In fact, the main theme of the book is love, be it creative or procreative. For the retired major Jacko Jackson, who has visited his mistress Babs once a year for twenty-three years, love is a means to escape the dullness of the quotidian: “She was – what was that phrase they used nowadays? – his window of opportunity” (Hygiene) For the 81-year-old man who leaves his wife to settle with his mistress of 65, love is his mutiny against decrepitude but also against the preconception that old means already dead or waiting for dying (The Fruit Cage). Reading, even cooking recipes, is love that slows the falling into Alzheimer nothingness of the beloved one (Appetite).

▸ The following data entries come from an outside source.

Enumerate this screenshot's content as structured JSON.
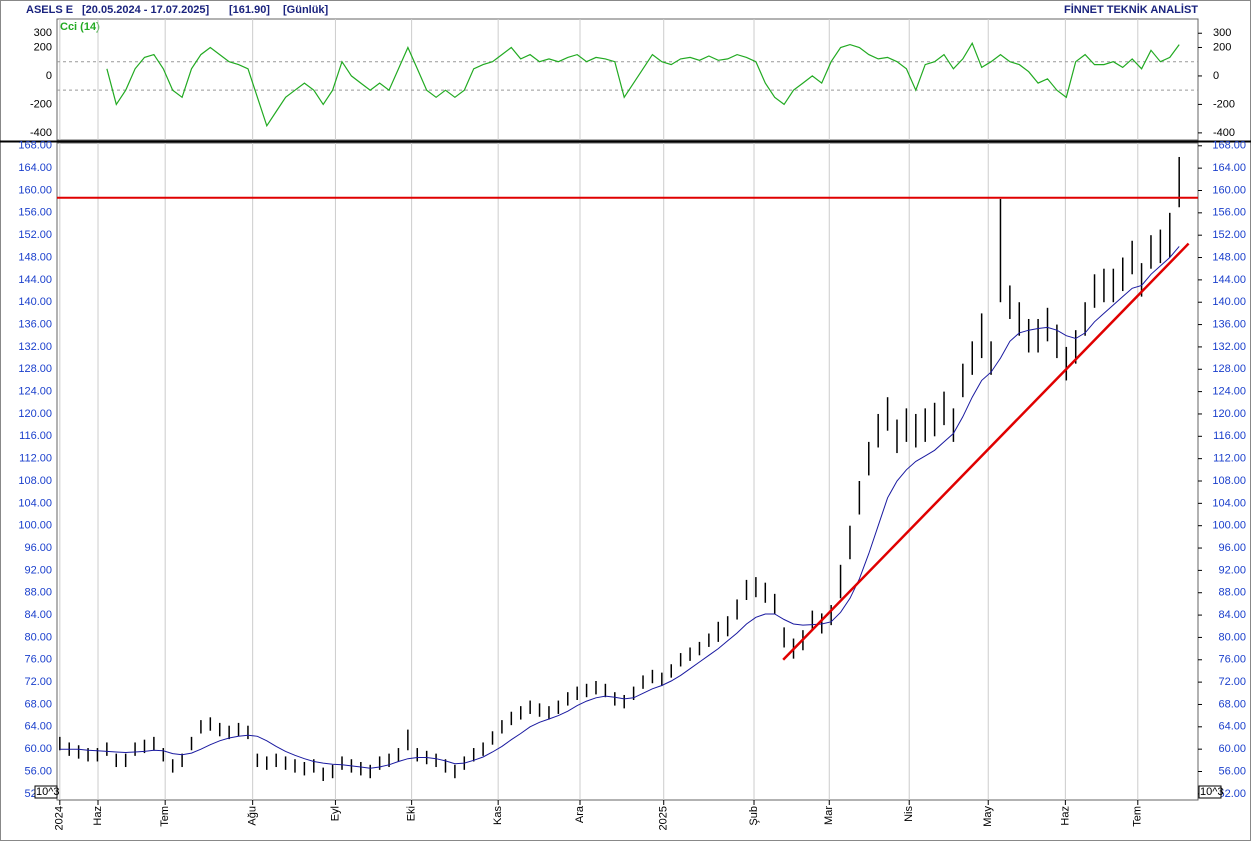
{
  "header": {
    "symbol": "ASELS E",
    "range": "[20.05.2024 - 17.07.2025]",
    "last": "[161.90]",
    "period": "[Günlük]",
    "brand": "FİNNET TEKNİK ANALİST"
  },
  "chart_data": [
    {
      "type": "line",
      "title": "Cci (14)",
      "ylim": [
        -450,
        400
      ],
      "yticks": [
        300,
        200,
        0,
        -200,
        -400
      ],
      "reference_lines": [
        100,
        -100
      ],
      "series": [
        {
          "color": "#22aa22",
          "values": [
            null,
            null,
            null,
            null,
            null,
            50,
            -200,
            -100,
            50,
            130,
            150,
            50,
            -100,
            -150,
            50,
            150,
            200,
            150,
            100,
            80,
            50,
            -150,
            -350,
            -250,
            -150,
            -100,
            -50,
            -100,
            -200,
            -100,
            100,
            0,
            -50,
            -100,
            -50,
            -100,
            50,
            200,
            50,
            -100,
            -150,
            -100,
            -150,
            -100,
            50,
            80,
            100,
            150,
            200,
            120,
            150,
            100,
            120,
            100,
            130,
            150,
            100,
            130,
            120,
            100,
            -150,
            -50,
            50,
            150,
            100,
            80,
            120,
            130,
            110,
            140,
            110,
            120,
            150,
            130,
            100,
            -50,
            -150,
            -200,
            -100,
            -50,
            0,
            -50,
            100,
            200,
            220,
            200,
            150,
            120,
            130,
            100,
            50,
            -100,
            80,
            100,
            150,
            50,
            120,
            230,
            60,
            100,
            150,
            100,
            80,
            30,
            -50,
            -20,
            -100,
            -150,
            100,
            150,
            80,
            80,
            100,
            60,
            120,
            50,
            180,
            100,
            130,
            220
          ]
        }
      ]
    },
    {
      "type": "ohlc",
      "color": "#000000",
      "unit_label": "10^3",
      "xlim": [
        -0.3,
        121
      ],
      "xticks": [
        {
          "value": 0,
          "label": "2024"
        },
        {
          "value": 4.06,
          "label": "Haz"
        },
        {
          "value": 11.2,
          "label": "Tem"
        },
        {
          "value": 20.5,
          "label": "Ağu"
        },
        {
          "value": 29.3,
          "label": "Eyl"
        },
        {
          "value": 37.4,
          "label": "Eki"
        },
        {
          "value": 46.6,
          "label": "Kas"
        },
        {
          "value": 55.3,
          "label": "Ara"
        },
        {
          "value": 64.2,
          "label": "2025"
        },
        {
          "value": 73.8,
          "label": "Şub"
        },
        {
          "value": 81.8,
          "label": "Mar"
        },
        {
          "value": 90.3,
          "label": "Nis"
        },
        {
          "value": 98.7,
          "label": "May"
        },
        {
          "value": 106.9,
          "label": "Haz"
        },
        {
          "value": 114.6,
          "label": "Tem"
        }
      ],
      "ylim": [
        50.9,
        168.5
      ],
      "yticks": [
        {
          "value": 168,
          "label": "168.00"
        },
        {
          "value": 164,
          "label": "164.00"
        },
        {
          "value": 160,
          "label": "160.00"
        },
        {
          "value": 156,
          "label": "156.00"
        },
        {
          "value": 152,
          "label": "152.00"
        },
        {
          "value": 148,
          "label": "148.00"
        },
        {
          "value": 144,
          "label": "144.00"
        },
        {
          "value": 140,
          "label": "140.00"
        },
        {
          "value": 136,
          "label": "136.00"
        },
        {
          "value": 132,
          "label": "132.00"
        },
        {
          "value": 128,
          "label": "128.00"
        },
        {
          "value": 124,
          "label": "124.00"
        },
        {
          "value": 120,
          "label": "120.00"
        },
        {
          "value": 116,
          "label": "116.00"
        },
        {
          "value": 112,
          "label": "112.00"
        },
        {
          "value": 108,
          "label": "108.00"
        },
        {
          "value": 104,
          "label": "104.00"
        },
        {
          "value": 100,
          "label": "100.00"
        },
        {
          "value": 96,
          "label": "96.00"
        },
        {
          "value": 92,
          "label": "92.00"
        },
        {
          "value": 88,
          "label": "88.00"
        },
        {
          "value": 84,
          "label": "84.00"
        },
        {
          "value": 80,
          "label": "80.00"
        },
        {
          "value": 76,
          "label": "76.00"
        },
        {
          "value": 72,
          "label": "72.00"
        },
        {
          "value": 68,
          "label": "68.00"
        },
        {
          "value": 64,
          "label": "64.00"
        },
        {
          "value": 60,
          "label": "60.00"
        },
        {
          "value": 56,
          "label": "56.00"
        },
        {
          "value": 52,
          "label": "52.00"
        }
      ],
      "high": [
        62.2,
        61.2,
        60.7,
        60.2,
        60.2,
        61.2,
        59.2,
        59.2,
        61.2,
        61.7,
        62.2,
        60.2,
        58.2,
        59.2,
        62.2,
        65.2,
        65.7,
        64.7,
        64.2,
        64.7,
        64.2,
        59.2,
        58.7,
        59.2,
        58.7,
        58.2,
        57.7,
        58.2,
        56.7,
        57.2,
        58.7,
        58.2,
        57.7,
        57.2,
        58.7,
        59.2,
        60.2,
        63.5,
        60.2,
        59.7,
        59.2,
        58.2,
        57.2,
        58.7,
        60.2,
        61.2,
        63.2,
        65.2,
        66.7,
        67.7,
        68.7,
        68.2,
        67.7,
        68.7,
        70.2,
        71.2,
        71.7,
        72.2,
        71.7,
        70.2,
        69.7,
        71.2,
        73.2,
        74.2,
        73.7,
        75.2,
        77.2,
        78.2,
        79.2,
        80.7,
        82.8,
        83.8,
        86.8,
        90.3,
        90.8,
        89.8,
        87.8,
        81.8,
        79.8,
        81.3,
        84.8,
        84.3,
        85.8,
        93,
        100,
        108,
        115,
        120,
        123,
        119,
        121,
        120,
        121,
        122,
        124,
        121,
        129,
        133,
        138,
        133,
        158.5,
        143,
        140,
        137,
        137,
        139,
        136,
        132,
        135,
        140,
        145,
        146,
        146,
        148,
        151,
        147,
        152,
        153,
        156,
        166
      ],
      "low": [
        59.8,
        58.8,
        58.3,
        57.8,
        57.8,
        58.8,
        56.8,
        56.8,
        58.8,
        59.3,
        59.8,
        57.8,
        55.8,
        56.8,
        59.8,
        62.8,
        63.3,
        62.3,
        61.8,
        62.3,
        61.8,
        56.8,
        56.3,
        56.8,
        56.3,
        55.8,
        55.3,
        55.8,
        54.3,
        54.8,
        56.3,
        55.8,
        55.3,
        54.8,
        56.3,
        56.8,
        57.8,
        59.8,
        57.8,
        57.3,
        56.8,
        55.8,
        54.8,
        56.3,
        57.8,
        58.8,
        60.8,
        62.8,
        64.3,
        65.3,
        66.3,
        65.8,
        65.3,
        66.3,
        67.8,
        68.8,
        69.3,
        69.8,
        69.3,
        67.8,
        67.3,
        68.8,
        70.8,
        71.8,
        71.3,
        72.8,
        74.8,
        75.8,
        76.8,
        78.3,
        79.2,
        80.2,
        83.2,
        86.7,
        87.2,
        86.2,
        84.2,
        78.2,
        76.2,
        77.7,
        81.2,
        80.7,
        82.2,
        87,
        94,
        102,
        109,
        114,
        117,
        113,
        115,
        114,
        115,
        116,
        118,
        115,
        123,
        127,
        130,
        127,
        140,
        137,
        134,
        131,
        131,
        133,
        130,
        126,
        129,
        134,
        139,
        140,
        140,
        142,
        145,
        141,
        146,
        147,
        148,
        157
      ],
      "series": [
        {
          "color": "#1a1aa0",
          "values": [
            60,
            60,
            60,
            59.8,
            59.7,
            59.6,
            59.5,
            59.4,
            59.5,
            59.6,
            59.8,
            59.7,
            59.2,
            59,
            59.3,
            60,
            60.8,
            61.5,
            62,
            62.3,
            62.5,
            62.3,
            61.5,
            60.5,
            59.6,
            58.9,
            58.3,
            57.8,
            57.5,
            57.3,
            57.2,
            57,
            56.8,
            56.6,
            56.8,
            57.2,
            57.8,
            58.3,
            58.5,
            58.5,
            58.3,
            57.9,
            57.4,
            57.5,
            58,
            58.6,
            59.5,
            60.5,
            61.7,
            62.8,
            64,
            64.8,
            65.4,
            66,
            66.8,
            67.8,
            68.6,
            69.2,
            69.5,
            69.3,
            69,
            69.2,
            70,
            70.8,
            71.4,
            72.2,
            73.2,
            74.4,
            75.6,
            76.8,
            78,
            79.4,
            80.8,
            82.4,
            83.6,
            84.2,
            84.2,
            83.2,
            82.4,
            82.2,
            82.3,
            82.4,
            82.8,
            84.5,
            87,
            90.5,
            95,
            100,
            105,
            108,
            110,
            111.5,
            112.5,
            113.5,
            115,
            116.5,
            119.5,
            123,
            126,
            127.5,
            130,
            133,
            134.5,
            135,
            135.3,
            135.5,
            135,
            134,
            133.5,
            134.5,
            136.5,
            138,
            139.5,
            141,
            142.5,
            143,
            145,
            146.5,
            148,
            150
          ]
        }
      ],
      "hlines": [
        {
          "y": 158.7,
          "color": "#e00000"
        }
      ],
      "trend": {
        "x": [
          76.9,
          120
        ],
        "y": [
          76,
          150.5
        ],
        "color": "#e00000"
      }
    }
  ]
}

And then there is love as a source of creation. In the last story, The Silence, an old, drunken and apparently embittered Sibelius is evoked, whose love for music cannot be turned into creation anymore, but who is well aware that it is this love that defines him:
'Certainly, I am neurotic and frequently unhappy, but that is largely the consequence of being an artist rather than the cause.'
Finally, the two kinds of Eros are harmonized in The Revival, the story of the 65 year-old Turgenev’s last love for an actress of 25. A bittersweet love which “move il sole e l’altre stele” precisely because it is unfulfilled:
Like most of his life’s writing, the paly was concerned with love. And as in his life, so in his writing, love did not work. Love might or might not provoke kindness, gratify vanity, and clear the skin, but it did not lead to happiness, there was always an inequality of feelings or intention present. Such was love’s nature.
Each of the eleven stories in the volume is about love in one sense or another. In each one of them, love is sought to escape time.
Each stool around Brancusi’s table has the form of an hourglass. However, there is no sand dripping the time. The occupants are gone; their voices are but vague memories, their individuality already forgotten. But the seats are there, frozen into eternity. They will continue to speak about love, and suffering, and human imperfections and of death as not the end of all things as long as someone will listen to them. Like Barnes’s book does.